Tratto da "I Fioretti di San Frumenzio"
Dovendo
estendere su un territorio il più ampio possibile, le buone idee di
misericordia e di giustizia verso le creature del Signore, in un mondo di
tenebre tutto dedito alla carneficina di queste ultime, Frumenzio pensò bene di
inviare in predicazione i suoi discepoli. Fra questi c'erano frate Eugenio, fra
Massimino, fra Dinuccio, frate Spingardone e altri.
Fece
né più né meno ciò che andava di moda tra le congregazioni religiose negli
ultimi quattromila anni: mandò i suoi apostoli a catechizzare le genti
cadaveriane. Li inviò come pecore fra i lupi, come gazzelle fra i leoni, come
topolini fra i gatti, galline fra le volpi e colombe tra i falchi. Se non fu
pazzia questa! Ma, si sa, gli utopidealisti sono sempre stati con i piedi
saldamente piantati fra le nuvole. Da quando si sono messi in testa di voler
imitare il lievito che solleva la pasta e rende commestibile il pane hanno
immolato se stessi e gli altri nelle fornaci del Maligno guadagnandoci tutt'al
più un posto nel calendario. E da quando si sono assunti l'onere di impersonare
il sale della terra, a dispetto delle indicazioni di segno contrario dei
chimici e degli astronomi, hanno dato un grosso contributo alla sconfitta delle Tenebre, nel senso che hanno fornito se stessi come materiale combustibile per
i roghi dell'Inquisizione. Questo era l'andazzo suicida dei mistici di tutto il
mondo e Frumenzio non poteva andare contro a tradizione. Diede a se stesso e ai
suoi amici in partenza un poeticissimo viatico induista.
"Siate
come il legno di sandalo che profuma la scure che lo taglia". Frumenzio era un gran copione, in fatto
di massime religiose, tanto che a volte gli intimi lo chiamavano il Gran
Maestro Orecchiante, e quindi attingeva a piene mani dal patrimonio di conoscenze
sapienziali dei mistici che lo avevano preceduto. Senonché, quella frase
botanico-nonviolenta poteva germogliare e svilupparsi in un contesto sociale
dove la metempsicosi era considerata dato certo, mentre la stessa frase,
trapiantata nell'Occidente materialistico di cui Frumenzio e seguaci erano
figli, non poteva attecchire né dare i medesimi frutti di devozione religiosa.

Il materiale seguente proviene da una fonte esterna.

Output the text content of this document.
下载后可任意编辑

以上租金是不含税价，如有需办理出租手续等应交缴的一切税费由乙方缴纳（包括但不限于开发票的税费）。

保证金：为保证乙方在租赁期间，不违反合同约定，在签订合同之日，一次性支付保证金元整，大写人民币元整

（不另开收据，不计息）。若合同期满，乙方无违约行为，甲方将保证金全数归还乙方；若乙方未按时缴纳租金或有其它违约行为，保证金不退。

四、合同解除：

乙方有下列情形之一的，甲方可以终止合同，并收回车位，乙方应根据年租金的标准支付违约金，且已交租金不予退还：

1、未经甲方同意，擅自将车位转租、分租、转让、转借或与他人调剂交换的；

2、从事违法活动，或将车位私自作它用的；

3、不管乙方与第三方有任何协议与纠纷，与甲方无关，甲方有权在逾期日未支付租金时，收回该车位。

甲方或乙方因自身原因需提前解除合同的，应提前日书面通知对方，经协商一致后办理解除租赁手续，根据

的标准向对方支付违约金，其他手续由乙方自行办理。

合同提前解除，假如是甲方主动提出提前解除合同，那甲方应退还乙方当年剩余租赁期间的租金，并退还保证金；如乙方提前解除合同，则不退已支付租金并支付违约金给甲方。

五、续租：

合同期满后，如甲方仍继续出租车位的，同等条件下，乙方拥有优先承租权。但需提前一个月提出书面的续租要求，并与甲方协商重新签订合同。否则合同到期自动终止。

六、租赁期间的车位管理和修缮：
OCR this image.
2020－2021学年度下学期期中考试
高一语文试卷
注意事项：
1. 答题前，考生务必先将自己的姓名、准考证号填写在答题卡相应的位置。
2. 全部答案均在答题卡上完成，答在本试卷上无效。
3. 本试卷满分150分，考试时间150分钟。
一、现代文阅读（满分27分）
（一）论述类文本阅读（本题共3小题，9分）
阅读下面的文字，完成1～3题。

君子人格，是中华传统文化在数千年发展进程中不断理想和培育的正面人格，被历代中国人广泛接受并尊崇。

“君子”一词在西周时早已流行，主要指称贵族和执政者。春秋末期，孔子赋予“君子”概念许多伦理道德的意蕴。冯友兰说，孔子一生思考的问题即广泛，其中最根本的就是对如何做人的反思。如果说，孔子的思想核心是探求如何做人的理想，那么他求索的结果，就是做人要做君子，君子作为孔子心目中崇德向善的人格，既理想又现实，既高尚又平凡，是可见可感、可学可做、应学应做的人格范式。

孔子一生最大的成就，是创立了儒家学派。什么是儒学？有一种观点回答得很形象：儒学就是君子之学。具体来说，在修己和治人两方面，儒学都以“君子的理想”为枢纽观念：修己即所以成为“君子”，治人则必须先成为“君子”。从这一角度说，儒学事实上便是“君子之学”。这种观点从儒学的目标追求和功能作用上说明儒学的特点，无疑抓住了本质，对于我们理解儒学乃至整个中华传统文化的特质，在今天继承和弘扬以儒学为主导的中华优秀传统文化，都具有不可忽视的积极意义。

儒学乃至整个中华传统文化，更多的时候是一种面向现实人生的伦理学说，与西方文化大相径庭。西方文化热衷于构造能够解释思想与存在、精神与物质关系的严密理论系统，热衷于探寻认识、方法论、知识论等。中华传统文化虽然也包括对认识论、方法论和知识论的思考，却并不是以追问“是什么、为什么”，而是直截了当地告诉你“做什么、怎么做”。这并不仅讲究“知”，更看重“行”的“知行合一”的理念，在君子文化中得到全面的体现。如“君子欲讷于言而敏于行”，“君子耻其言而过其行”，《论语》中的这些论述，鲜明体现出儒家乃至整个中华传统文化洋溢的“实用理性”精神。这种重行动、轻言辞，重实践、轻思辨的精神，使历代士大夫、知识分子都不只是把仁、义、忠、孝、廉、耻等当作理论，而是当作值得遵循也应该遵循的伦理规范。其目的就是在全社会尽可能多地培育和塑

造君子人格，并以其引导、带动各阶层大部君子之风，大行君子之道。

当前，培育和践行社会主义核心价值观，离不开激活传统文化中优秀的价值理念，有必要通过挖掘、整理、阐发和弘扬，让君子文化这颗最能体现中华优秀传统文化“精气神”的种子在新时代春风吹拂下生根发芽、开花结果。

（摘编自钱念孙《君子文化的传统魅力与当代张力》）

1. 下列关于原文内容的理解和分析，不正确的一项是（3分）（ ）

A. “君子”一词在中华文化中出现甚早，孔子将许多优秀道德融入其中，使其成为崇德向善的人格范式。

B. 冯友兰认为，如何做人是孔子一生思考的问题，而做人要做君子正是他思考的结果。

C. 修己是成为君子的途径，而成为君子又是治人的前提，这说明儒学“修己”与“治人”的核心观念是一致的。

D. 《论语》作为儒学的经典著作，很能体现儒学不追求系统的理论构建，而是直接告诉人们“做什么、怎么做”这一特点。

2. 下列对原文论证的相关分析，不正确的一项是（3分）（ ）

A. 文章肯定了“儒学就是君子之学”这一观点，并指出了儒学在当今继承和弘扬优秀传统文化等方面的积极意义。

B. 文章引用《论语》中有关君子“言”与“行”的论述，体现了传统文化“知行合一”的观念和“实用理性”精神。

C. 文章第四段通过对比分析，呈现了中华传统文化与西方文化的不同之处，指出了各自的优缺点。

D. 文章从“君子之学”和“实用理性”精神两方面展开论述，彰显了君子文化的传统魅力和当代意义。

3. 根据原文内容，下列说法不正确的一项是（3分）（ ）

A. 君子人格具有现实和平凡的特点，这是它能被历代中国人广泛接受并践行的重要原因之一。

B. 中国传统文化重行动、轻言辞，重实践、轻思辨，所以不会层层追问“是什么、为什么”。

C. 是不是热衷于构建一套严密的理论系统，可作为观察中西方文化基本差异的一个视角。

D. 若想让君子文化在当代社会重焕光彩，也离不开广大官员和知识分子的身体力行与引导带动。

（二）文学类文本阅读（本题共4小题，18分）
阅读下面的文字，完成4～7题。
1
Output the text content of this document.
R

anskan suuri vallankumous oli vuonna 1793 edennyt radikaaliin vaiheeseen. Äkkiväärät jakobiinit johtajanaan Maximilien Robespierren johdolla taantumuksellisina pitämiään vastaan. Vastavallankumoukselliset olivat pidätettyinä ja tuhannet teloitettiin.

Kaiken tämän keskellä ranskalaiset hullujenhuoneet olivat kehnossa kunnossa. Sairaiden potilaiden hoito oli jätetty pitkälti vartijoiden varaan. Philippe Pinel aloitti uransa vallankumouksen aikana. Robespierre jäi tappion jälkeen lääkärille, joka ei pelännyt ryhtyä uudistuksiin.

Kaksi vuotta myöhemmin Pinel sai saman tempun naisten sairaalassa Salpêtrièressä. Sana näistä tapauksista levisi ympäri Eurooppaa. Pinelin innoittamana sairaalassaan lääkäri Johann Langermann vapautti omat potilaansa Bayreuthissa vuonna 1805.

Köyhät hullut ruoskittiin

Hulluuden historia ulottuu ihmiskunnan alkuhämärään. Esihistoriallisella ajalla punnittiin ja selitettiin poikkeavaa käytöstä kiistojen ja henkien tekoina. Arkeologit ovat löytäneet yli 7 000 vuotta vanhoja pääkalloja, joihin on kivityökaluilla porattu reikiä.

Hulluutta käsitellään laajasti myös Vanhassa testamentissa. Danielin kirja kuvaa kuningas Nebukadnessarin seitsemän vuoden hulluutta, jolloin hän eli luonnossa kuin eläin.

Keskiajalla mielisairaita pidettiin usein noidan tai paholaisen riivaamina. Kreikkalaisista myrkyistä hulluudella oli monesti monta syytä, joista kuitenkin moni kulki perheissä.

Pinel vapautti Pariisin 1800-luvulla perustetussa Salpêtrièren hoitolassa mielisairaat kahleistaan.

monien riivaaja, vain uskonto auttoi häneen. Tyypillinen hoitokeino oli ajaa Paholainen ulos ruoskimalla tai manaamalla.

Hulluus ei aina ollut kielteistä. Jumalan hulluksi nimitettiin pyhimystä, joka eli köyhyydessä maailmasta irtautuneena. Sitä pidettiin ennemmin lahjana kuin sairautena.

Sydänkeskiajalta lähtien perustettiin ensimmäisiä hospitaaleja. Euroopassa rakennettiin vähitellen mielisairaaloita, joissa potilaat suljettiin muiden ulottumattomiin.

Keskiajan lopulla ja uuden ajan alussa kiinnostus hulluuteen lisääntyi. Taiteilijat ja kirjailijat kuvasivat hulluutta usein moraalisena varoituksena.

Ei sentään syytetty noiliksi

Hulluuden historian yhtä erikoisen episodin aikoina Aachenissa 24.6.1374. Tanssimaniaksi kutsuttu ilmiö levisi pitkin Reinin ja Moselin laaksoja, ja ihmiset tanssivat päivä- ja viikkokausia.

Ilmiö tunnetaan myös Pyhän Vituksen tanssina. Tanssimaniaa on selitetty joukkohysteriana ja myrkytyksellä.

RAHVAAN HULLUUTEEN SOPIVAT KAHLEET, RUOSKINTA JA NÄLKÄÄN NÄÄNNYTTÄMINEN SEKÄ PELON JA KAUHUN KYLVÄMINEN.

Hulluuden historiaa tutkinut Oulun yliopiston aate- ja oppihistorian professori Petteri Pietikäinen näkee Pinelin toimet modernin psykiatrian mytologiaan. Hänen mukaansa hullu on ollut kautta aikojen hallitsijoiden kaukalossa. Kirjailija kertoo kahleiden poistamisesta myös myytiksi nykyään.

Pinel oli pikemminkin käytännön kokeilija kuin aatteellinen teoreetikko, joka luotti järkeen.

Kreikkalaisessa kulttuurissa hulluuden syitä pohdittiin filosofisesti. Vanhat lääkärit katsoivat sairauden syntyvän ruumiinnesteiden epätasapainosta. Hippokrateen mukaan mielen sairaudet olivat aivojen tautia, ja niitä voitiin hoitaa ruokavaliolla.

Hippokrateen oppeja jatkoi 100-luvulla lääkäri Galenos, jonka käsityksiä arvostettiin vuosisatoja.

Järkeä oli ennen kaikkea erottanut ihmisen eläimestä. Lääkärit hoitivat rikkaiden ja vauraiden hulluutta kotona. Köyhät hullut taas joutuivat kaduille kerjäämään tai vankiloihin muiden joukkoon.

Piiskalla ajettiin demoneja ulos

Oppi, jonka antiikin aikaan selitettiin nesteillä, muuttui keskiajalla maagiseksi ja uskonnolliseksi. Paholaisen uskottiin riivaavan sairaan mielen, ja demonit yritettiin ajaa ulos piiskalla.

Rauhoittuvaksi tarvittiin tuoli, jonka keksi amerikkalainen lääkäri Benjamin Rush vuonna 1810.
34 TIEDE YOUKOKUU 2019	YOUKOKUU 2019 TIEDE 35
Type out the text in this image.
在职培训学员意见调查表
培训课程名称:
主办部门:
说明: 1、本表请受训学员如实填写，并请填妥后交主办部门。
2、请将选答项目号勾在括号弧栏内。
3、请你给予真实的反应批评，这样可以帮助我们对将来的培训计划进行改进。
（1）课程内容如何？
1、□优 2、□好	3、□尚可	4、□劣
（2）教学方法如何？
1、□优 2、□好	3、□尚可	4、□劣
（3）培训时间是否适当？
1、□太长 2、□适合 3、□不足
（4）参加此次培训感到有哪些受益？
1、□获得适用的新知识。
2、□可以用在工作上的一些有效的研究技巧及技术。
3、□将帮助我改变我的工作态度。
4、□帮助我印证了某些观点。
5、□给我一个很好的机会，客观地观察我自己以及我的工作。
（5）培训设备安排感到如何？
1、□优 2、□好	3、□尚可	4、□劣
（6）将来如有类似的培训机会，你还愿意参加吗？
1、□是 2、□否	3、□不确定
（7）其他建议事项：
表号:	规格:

Sarebbe stato come prendere un fico d'india, trapiantarlo nei giardinetti della
stazione di Stoccolma e pretendere di vederlo crescere rigoglioso. E' chiaro che
una cosa del genere non funziona. Con tutti i barboni svedesi che bivaccano in
stazione: se lo prendono e se lo cucinano il giorno stesso!
Ma torniamo ai nostri fraticelli.
Poiché la loro prima regola era l'obbedienza, presero armi, bagagli e
videocassette e partirono per varie destinazioni, come San frumenzio aveva loro
ordinato. Come volevasi dimostrare, entro breve tempo, ciò che era capitato a
Apollonio di Tiana e a tanti altri predicatori vegetariani si avverò
regolarmente anche nel loro caso. A quel santo taumaturgo del primo secolo
dell'Era Volgare, detto il Cristo pagano, capitava che i fanciulli dei
villaggi, dove lui transitava, gli tirassero sassi. A frate Eugenio invece
capitò che la magistratura belga
sequestrasse la motocicletta; a fra Massimino successe che i colleghi
di lavoro lo prendessero in giro per la sua dieta vegetariana; a fratel
Dinuccio, capitò di subire alcuni processi pretorili per la sua attività
sindacale, mentre lo stesso Frumenzio, che non si era sottratto al dovere
morale di darsi in pasto alle feroci belve cadaveriane, incorse in un quasi
licenziamento dal suo lavoro di insegnante. Su tutti loro, le batoste ricevute
lasciarono il segno, chi in un modo, chi in un altro, a seconda della loro personale
tempra. I più ne uscirono rafforzati nella fede e continuarono a predicare la
non-violenza vegetariana ma alcuni anche, per gli urti psicologici ricevuti,
lasciarono la congregazione e tornarono a rotolarsi nel fango del porcile da
cui erano giunti e dal quale erano stati mondati.